Providing for the common defense is the first constitutional priority of the Federal government; it is therefore the first claimant on Federal funds. In addition, without adequate security for the American homeland, for the right of Americans to trade and travel, and for the norm-based international system under which America has prospered, the economy cannot grow to the degree necessary to fund other priorities, including reducing the debt. For all these reasons, a plan for restoring America’s military strength should not be seen as the enemy of fiscal responsibility, but one of its preconditions.

Most of the threats facing America and its armed forces today did not exist 20 years ago, certainly not in the form in which they are manifested today. In the 1990s, there was no global terrorist threat, no ISIS, no nuclear North Korea, no resurgent and aggressive China, and no unfriendly Russia threatening Eastern Europe. Bill Clinton, certainly no defense hawk, was President, yet the force that the Clinton Administration believed necessary then, in relatively peaceful times, was substantially larger than the force of today. It had much more modern equipment and much greater technological superiority over potential aggressors than the force of today.

America’s defense policy over the past generation has been, in essence, to live off the capital that the Reagan Administration accumulated in the 1980s. That capital had been substantially reduced by the time Barack Obama took office; after the past six fiscal years of accumulating cuts, sequesters, and chaos in the Department of Defense, that capital is gone. The next President must do what Ronald Reagan did: Restore American strength and, in the process, determine the size, shape, and posture of America’s armed forces for the next generation.

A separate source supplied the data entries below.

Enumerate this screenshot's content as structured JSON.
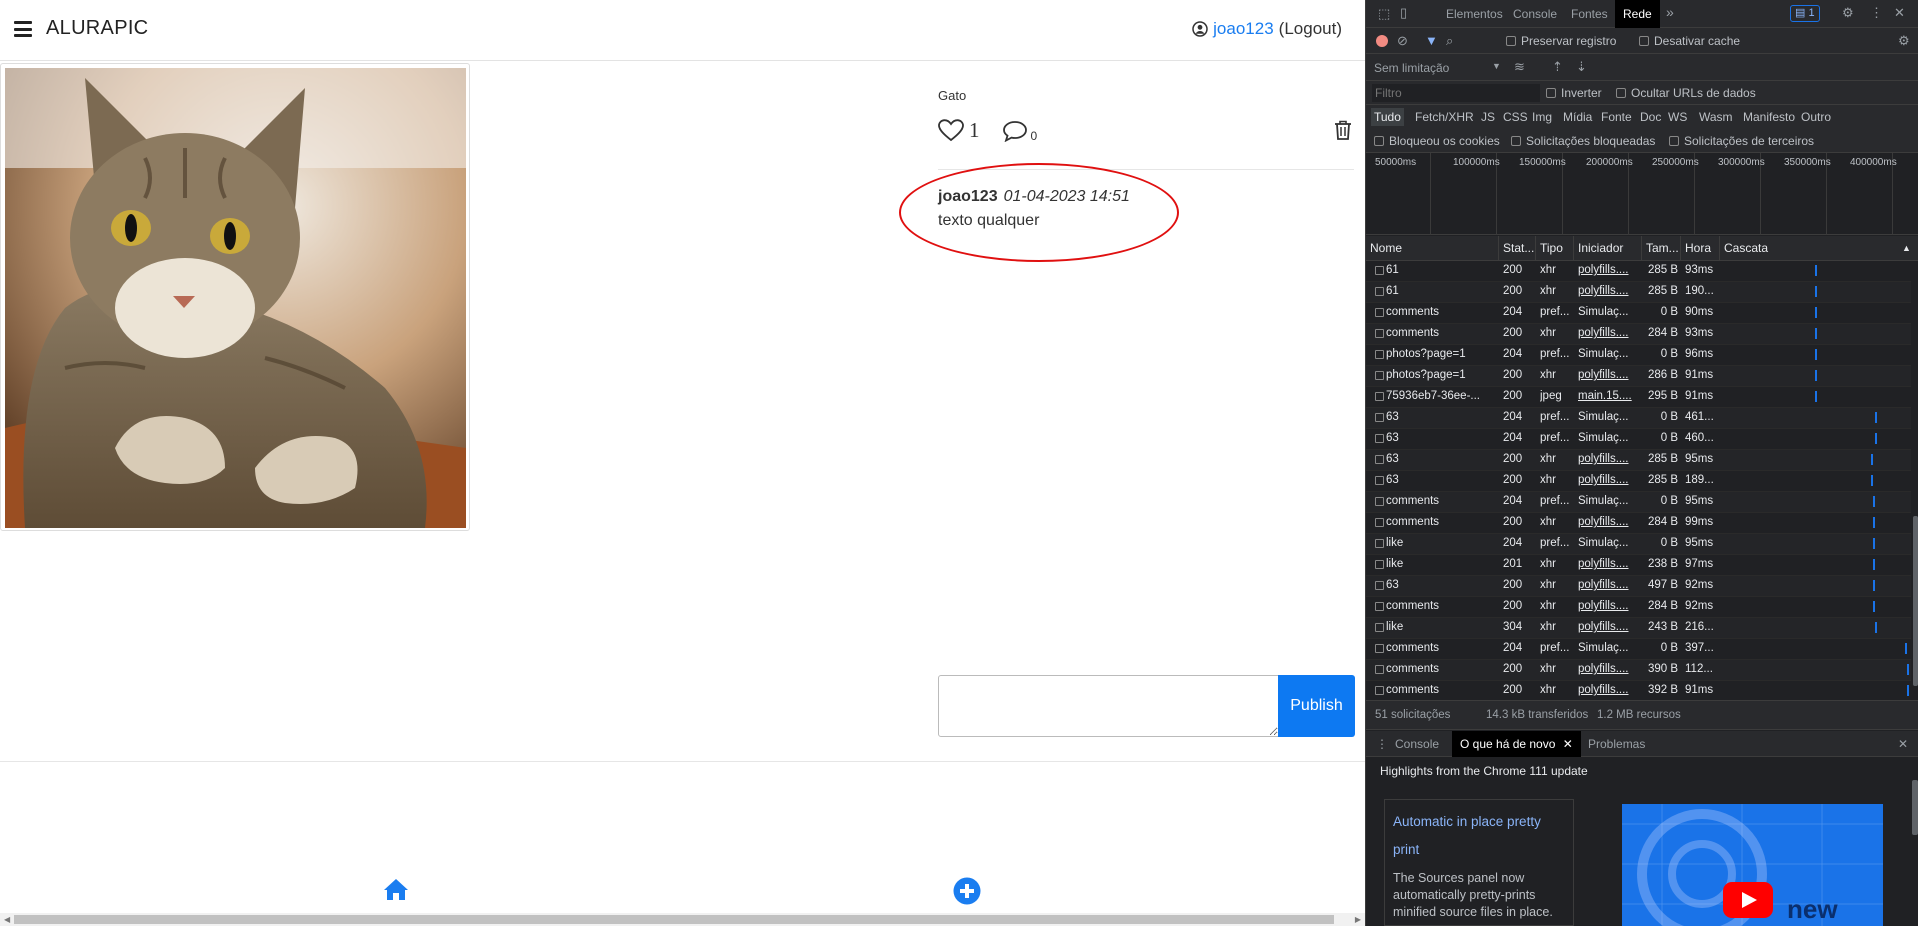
{
  "app": {
    "brand": "ALURAPIC",
    "user": {
      "username": "joao123",
      "logout_label": "(Logout)"
    },
    "photo": {
      "alt": "cat photo",
      "caption": "Gato",
      "likes": "1",
      "comments_count": "0"
    },
    "comments": [
      {
        "user": "joao123",
        "date": "01-04-2023 14:51",
        "text": "texto qualquer"
      }
    ],
    "comment_form": {
      "placeholder": "",
      "publish_label": "Publish"
    },
    "accent_color": "#0d79f2",
    "annotation_color": "#e01010"
  },
  "devtools": {
    "tabs": [
      "Elementos",
      "Console",
      "Fontes",
      "Rede"
    ],
    "active_tab": "Rede",
    "more_tabs": "»",
    "issues_badge": "1",
    "toolbar": {
      "preserve_log": "Preservar registro",
      "disable_cache": "Desativar cache",
      "throttling": "Sem limitação"
    },
    "filter": {
      "placeholder": "Filtro",
      "invert": "Inverter",
      "hide_data_urls": "Ocultar URLs de dados"
    },
    "types": [
      "Tudo",
      "Fetch/XHR",
      "JS",
      "CSS",
      "Img",
      "Mídia",
      "Fonte",
      "Doc",
      "WS",
      "Wasm",
      "Manifesto",
      "Outro"
    ],
    "blocks": {
      "blocked_cookies": "Bloqueou os cookies",
      "blocked_requests": "Solicitações bloqueadas",
      "third_party": "Solicitações de terceiros"
    },
    "timeline_ticks": [
      "50000ms",
      "100000ms",
      "150000ms",
      "200000ms",
      "250000ms",
      "300000ms",
      "350000ms",
      "400000ms"
    ],
    "columns": [
      "Nome",
      "Stat...",
      "Tipo",
      "Iniciador",
      "Tam...",
      "Hora",
      "Cascata"
    ],
    "rows": [
      {
        "name": "61",
        "status": "200",
        "type": "xhr",
        "init": "polyfills....",
        "size": "285 B",
        "time": "93ms",
        "wf": 0.5
      },
      {
        "name": "61",
        "status": "200",
        "type": "xhr",
        "init": "polyfills....",
        "size": "285 B",
        "time": "190...",
        "wf": 0.5
      },
      {
        "name": "comments",
        "status": "204",
        "type": "pref...",
        "init": "Simulaç...",
        "size": "0 B",
        "time": "90ms",
        "wf": 0.5
      },
      {
        "name": "comments",
        "status": "200",
        "type": "xhr",
        "init": "polyfills....",
        "size": "284 B",
        "time": "93ms",
        "wf": 0.5
      },
      {
        "name": "photos?page=1",
        "status": "204",
        "type": "pref...",
        "init": "Simulaç...",
        "size": "0 B",
        "time": "96ms",
        "wf": 0.5
      },
      {
        "name": "photos?page=1",
        "status": "200",
        "type": "xhr",
        "init": "polyfills....",
        "size": "286 B",
        "time": "91ms",
        "wf": 0.5
      },
      {
        "name": "75936eb7-36ee-...",
        "status": "200",
        "type": "jpeg",
        "init": "main.15....",
        "size": "295 B",
        "time": "91ms",
        "wf": 0.5
      },
      {
        "name": "63",
        "status": "204",
        "type": "pref...",
        "init": "Simulaç...",
        "size": "0 B",
        "time": "461...",
        "wf": 0.82
      },
      {
        "name": "63",
        "status": "204",
        "type": "pref...",
        "init": "Simulaç...",
        "size": "0 B",
        "time": "460...",
        "wf": 0.82
      },
      {
        "name": "63",
        "status": "200",
        "type": "xhr",
        "init": "polyfills....",
        "size": "285 B",
        "time": "95ms",
        "wf": 0.8
      },
      {
        "name": "63",
        "status": "200",
        "type": "xhr",
        "init": "polyfills....",
        "size": "285 B",
        "time": "189...",
        "wf": 0.8
      },
      {
        "name": "comments",
        "status": "204",
        "type": "pref...",
        "init": "Simulaç...",
        "size": "0 B",
        "time": "95ms",
        "wf": 0.81
      },
      {
        "name": "comments",
        "status": "200",
        "type": "xhr",
        "init": "polyfills....",
        "size": "284 B",
        "time": "99ms",
        "wf": 0.81
      },
      {
        "name": "like",
        "status": "204",
        "type": "pref...",
        "init": "Simulaç...",
        "size": "0 B",
        "time": "95ms",
        "wf": 0.81
      },
      {
        "name": "like",
        "status": "201",
        "type": "xhr",
        "init": "polyfills....",
        "size": "238 B",
        "time": "97ms",
        "wf": 0.81
      },
      {
        "name": "63",
        "status": "200",
        "type": "xhr",
        "init": "polyfills....",
        "size": "497 B",
        "time": "92ms",
        "wf": 0.81
      },
      {
        "name": "comments",
        "status": "200",
        "type": "xhr",
        "init": "polyfills....",
        "size": "284 B",
        "time": "92ms",
        "wf": 0.81
      },
      {
        "name": "like",
        "status": "304",
        "type": "xhr",
        "init": "polyfills....",
        "size": "243 B",
        "time": "216...",
        "wf": 0.82
      },
      {
        "name": "comments",
        "status": "204",
        "type": "pref...",
        "init": "Simulaç...",
        "size": "0 B",
        "time": "397...",
        "wf": 0.98
      },
      {
        "name": "comments",
        "status": "200",
        "type": "xhr",
        "init": "polyfills....",
        "size": "390 B",
        "time": "112...",
        "wf": 0.99
      },
      {
        "name": "comments",
        "status": "200",
        "type": "xhr",
        "init": "polyfills....",
        "size": "392 B",
        "time": "91ms",
        "wf": 0.99
      }
    ],
    "status_bar": {
      "requests": "51 solicitações",
      "transferred": "14.3 kB transferidos",
      "resources": "1.2 MB recursos"
    },
    "drawer": {
      "tabs": [
        "Console",
        "O que há de novo",
        "Problemas"
      ],
      "active": "O que há de novo",
      "highlight": "Highlights from the Chrome 111 update",
      "card_title": "Automatic in place pretty print",
      "card_text": "The Sources panel now automatically pretty-prints minified source files in place.",
      "promo_label": "new"
    }
  }
}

The restoration of America’s armed forces should be viewed not as a burden but as an opportunity to resurrect America’s global credibility. In a fundamental way, defense policy is foreign policy, not only because the armed forces are an important tool of power, but because whether and how America sustains its military will communicate to the world the state of American leadership and commitment. Because our purposes as a nation are forever bound to our power, if the next President doesn’t rebuild America’s armed forces, his or her foreign policy will fail. Contrarily, no action the next Administration could take would do more to restore America’s global standing, and recover its fortunes than a successful effort to rebuild and refashion America’s armed forces.